Apple is engineering a direct competitor to Google’s Maps ad network by embedding location and search-term-based advertising into its first-party app, a move that threatens Google’s $6B+ maps advertising revenue and gives Apple a captive audience of hundreds of millions of iOS users. The feature’s foundation in iOS 26.5 shows Apple has resolved internal debates about preserving Maps’ utility while introducing friction—ads will target users based on their actual location and search behavior, making the ad insertion contextually relevant enough to resist user backlash. Apple is systematically expanding Services revenue ($22B annually) beyond subscriptions and payments, using its hardware monopoly to extract advertising value from users who can’t easily switch to competitors.

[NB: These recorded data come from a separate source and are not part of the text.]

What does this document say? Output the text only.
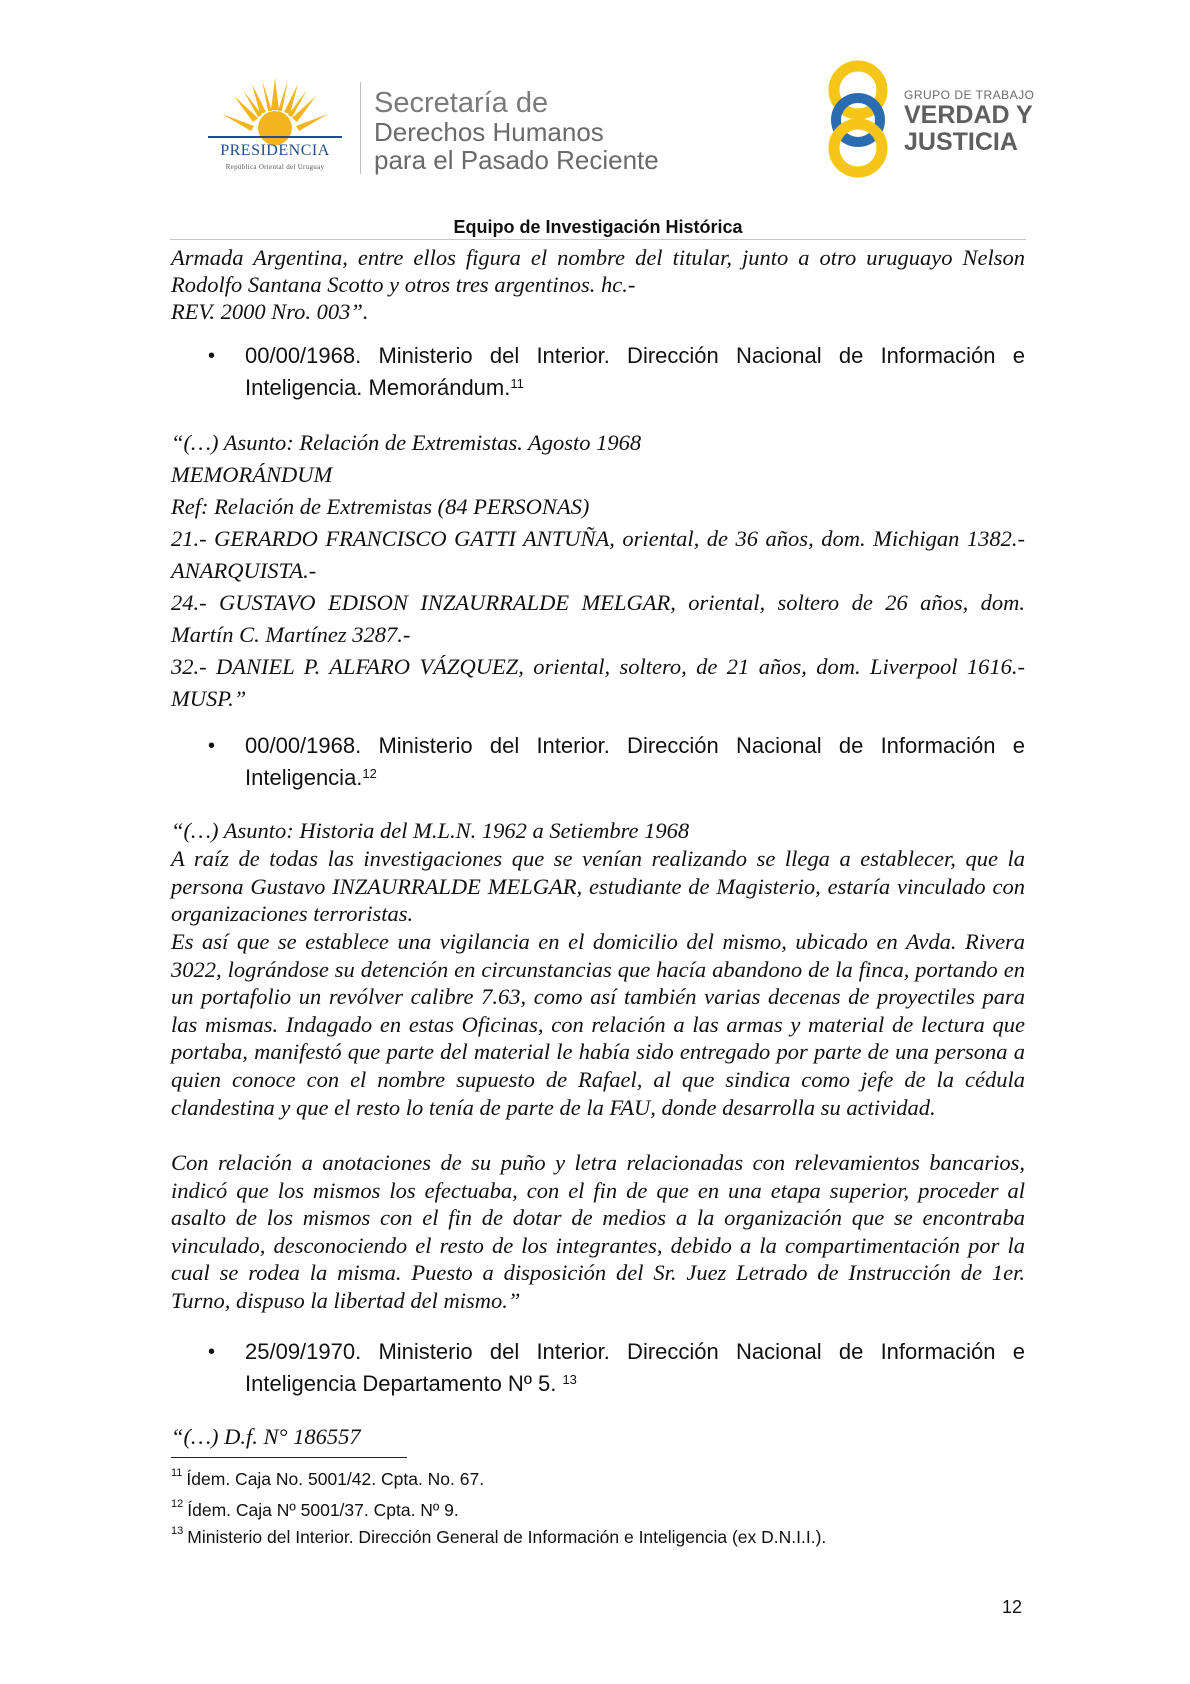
PRESIDENCIA
República Oriental del Uruguay
Secretaría de
Derechos Humanos
para el Pasado Reciente
GRUPO DE TRABAJO
VERDAD Y
JUSTICIA
Equipo de Investigación Histórica
Armada Argentina, entre ellos figura el nombre del titular, junto a otro uruguayo Nelson Rodolfo Santana Scotto y otros tres argentinos. hc.-
REV. 2000 Nro. 003”.
• 00/00/1968. Ministerio del Interior. Dirección Nacional de Información e Inteligencia. Memorándum.$^{11}$
“(…) Asunto: Relación de Extremistas. Agosto 1968
MEMORÁNDUM
Ref: Relación de Extremistas (84 PERSONAS)
21.- GERARDO FRANCISCO GATTI ANTUÑA, oriental, de 36 años, dom. Michigan 1382.- ANARQUISTA.-
24.- GUSTAVO EDISON INZAURRALDE MELGAR, oriental, soltero de 26 años, dom. Martín C. Martínez 3287.-
32.- DANIEL P. ALFARO VÁZQUEZ, oriental, soltero, de 21 años, dom. Liverpool 1616.- MUSP.”
• 00/00/1968. Ministerio del Interior. Dirección Nacional de Información e Inteligencia.$^{12}$
“(…) Asunto: Historia del M.L.N. 1962 a Setiembre 1968
A raíz de todas las investigaciones que se venían realizando se llega a establecer, que la persona Gustavo INZAURRALDE MELGAR, estudiante de Magisterio, estaría vinculado con organizaciones terroristas.
Es así que se establece una vigilancia en el domicilio del mismo, ubicado en Avda. Rivera 3022, lográndose su detención en circunstancias que hacía abandono de la finca, portando en un portafolio un revólver calibre 7.63, como así también varias decenas de proyectiles para las mismas. Indagado en estas Oficinas, con relación a las armas y material de lectura que portaba, manifestó que parte del material le había sido entregado por parte de una persona a quien conoce con el nombre supuesto de Rafael, al que sindica como jefe de la cédula clandestina y que el resto lo tenía de parte de la FAU, donde desarrolla su actividad.
Con relación a anotaciones de su puño y letra relacionadas con relevamientos bancarios, indicó que los mismos los efectuaba, con el fin de que en una etapa superior, proceder al asalto de los mismos con el fin de dotar de medios a la organización que se encontraba vinculado, desconociendo el resto de los integrantes, debido a la compartimentación por la cual se rodea la misma. Puesto a disposición del Sr. Juez Letrado de Instrucción de 1er. Turno, dispuso la libertad del mismo.”
• 25/09/1970. Ministerio del Interior. Dirección Nacional de Información e Inteligencia Departamento Nº 5. $^{13}$
“(…) D.f. N° 186557
$^{11}$ Ídem. Caja No. 5001/42. Cpta. No. 67.
$^{12}$ Ídem. Caja Nº 5001/37. Cpta. Nº 9.
$^{13}$ Ministerio del Interior. Dirección General de Información e Inteligencia (ex D.N.I.I.).
12
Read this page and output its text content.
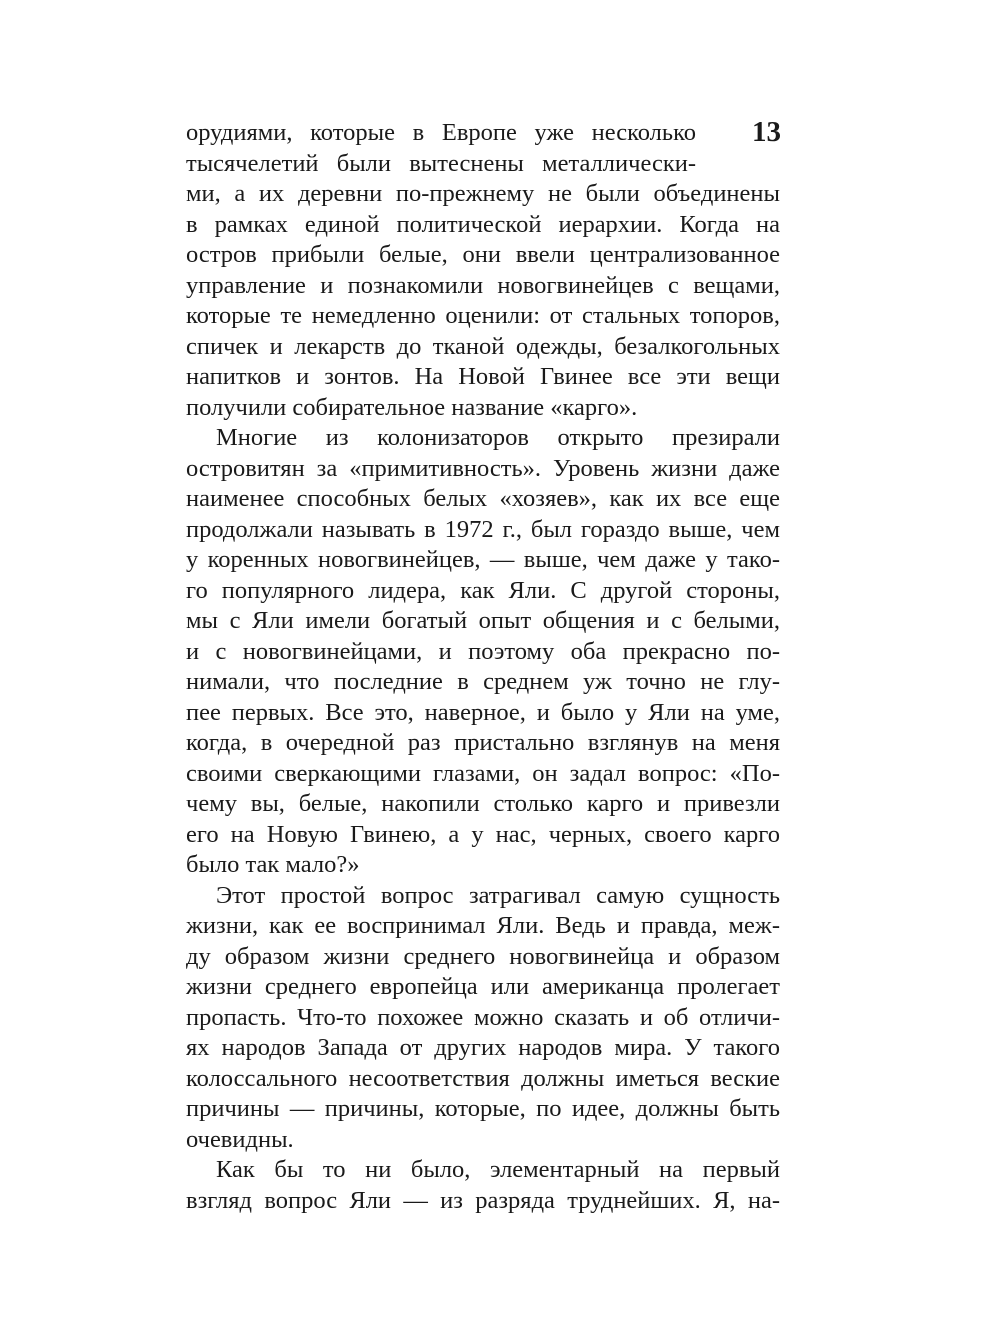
13
орудиями, которые в Европе уже несколько
тысячелетий были вытеснены металлически-
ми, а их деревни по-прежнему не были объединены
в рамках единой политической иерархии. Когда на
остров прибыли белые, они ввели централизованное
управление и познакомили новогвинейцев с вещами,
которые те немедленно оценили: от стальных топоров,
спичек и лекарств до тканой одежды, безалкогольных
напитков и зонтов. На Новой Гвинее все эти вещи
получили собирательное название «карго».
Многие из колонизаторов открыто презирали
островитян за «примитивность». Уровень жизни даже
наименее способных белых «хозяев», как их все еще
продолжали называть в 1972 г., был гораздо выше, чем
у коренных новогвинейцев, — выше, чем даже у тако-
го популярного лидера, как Яли. С другой стороны,
мы с Яли имели богатый опыт общения и с белыми,
и с новогвинейцами, и поэтому оба прекрасно по-
нимали, что последние в среднем уж точно не глу-
пее первых. Все это, наверное, и было у Яли на уме,
когда, в очередной раз пристально взглянув на меня
своими сверкающими глазами, он задал вопрос: «По-
чему вы, белые, накопили столько карго и привезли
его на Новую Гвинею, а у нас, черных, своего карго
было так мало?»
Этот простой вопрос затрагивал самую сущность
жизни, как ее воспринимал Яли. Ведь и правда, меж-
ду образом жизни среднего новогвинейца и образом
жизни среднего европейца или американца пролегает
пропасть. Что-то похожее можно сказать и об отличи-
ях народов Запада от других народов мира. У такого
колоссального несоответствия должны иметься веские
причины — причины, которые, по идее, должны быть
очевидны.
Как бы то ни было, элементарный на первый
взгляд вопрос Яли — из разряда труднейших. Я, на-
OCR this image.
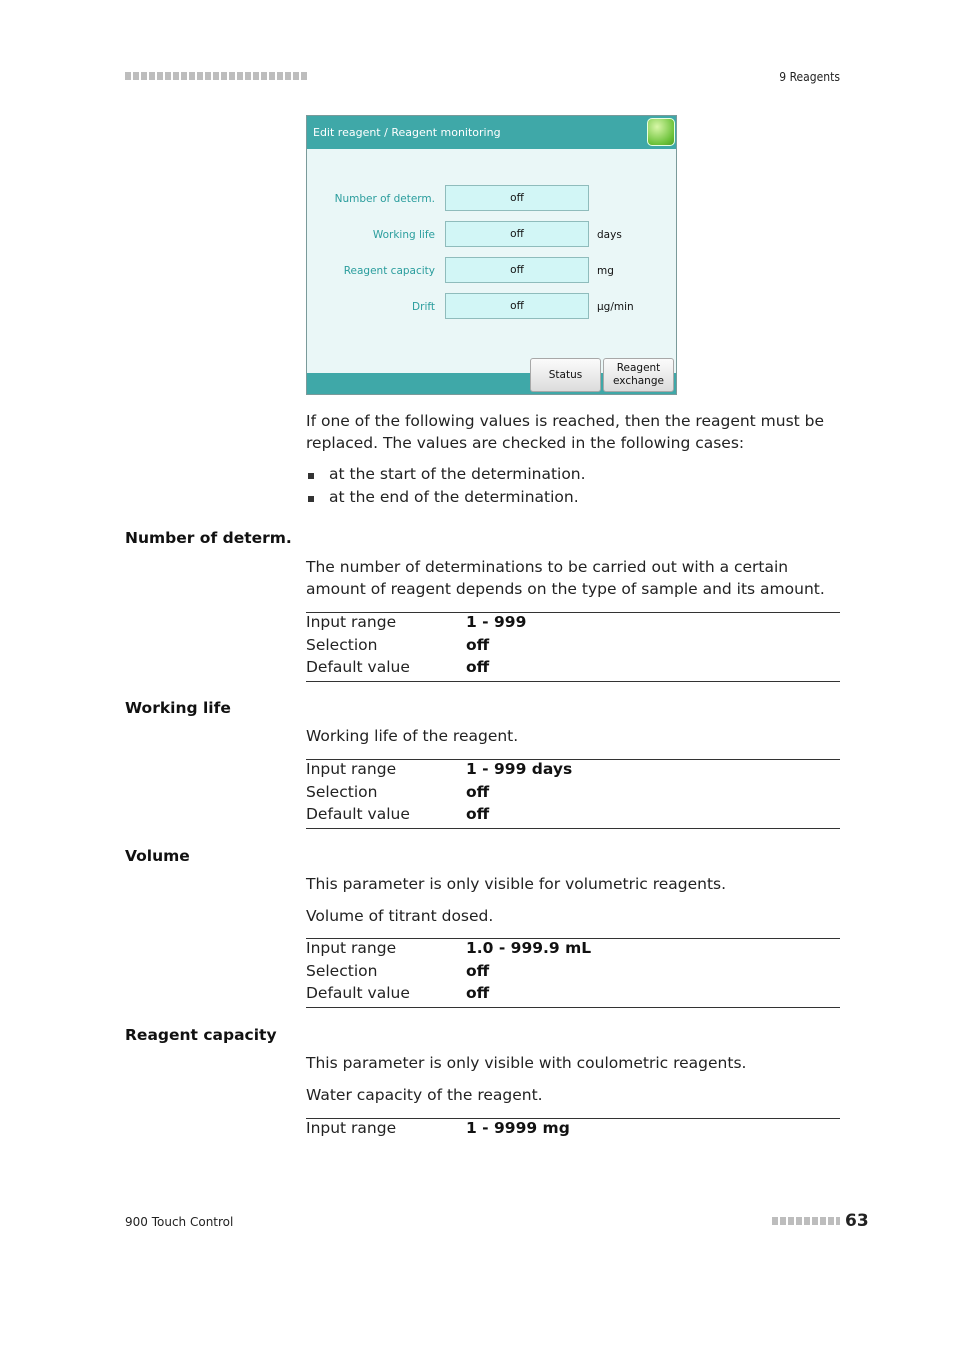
9 Reagents
Edit reagent / Reagent monitoring
Number of determ.	off
Working life	off	days
Reagent capacity	off	mg
Drift	off	µg/min
Status
Reagent
exchange
If one of the following values is reached, then the reagent must be replaced. The values are checked in the following cases:
at the start of the determination.
at the end of the determination.
Number of determ.
The number of determinations to be carried out with a certain amount of reagent depends on the type of sample and its amount.
Input range	1 - 999
Selection	off
Default value	off
Working life
Working life of the reagent.
Input range	1 - 999 days
Selection	off
Default value	off
Volume
This parameter is only visible for volumetric reagents.
Volume of titrant dosed.
Input range	1.0 - 999.9 mL
Selection	off
Default value	off
Reagent capacity
This parameter is only visible with coulometric reagents.
Water capacity of the reagent.
Input range	1 - 9999 mg
900 Touch Control	63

Courrèges Appoints New Designer Amid Fashion’s Campaign Arms Race

Source: Puck

Courrèges’ leadership change arrives as luxury houses intensify their reliance on campaign spectacle to drive brand perception. This shift makes creative director selection less about atelier vision and more about a designer’s ability to generate media moments and celebrity alignment. The fashion industry has pivoted toward “campaign power” as a primary competitive tool, revealing how much brand value now comes from orchestrated cultural moments rather than product innovation. Heritage houses must hire for star power and publicity instinct rather than pure design talent. This dynamic pressures mid-tier luxury brands like Courrèges that lack LVMH’s scale or Hermès’ brand insulation, making the new designer’s ability to generate buzz potentially more important to survival than their technical craft.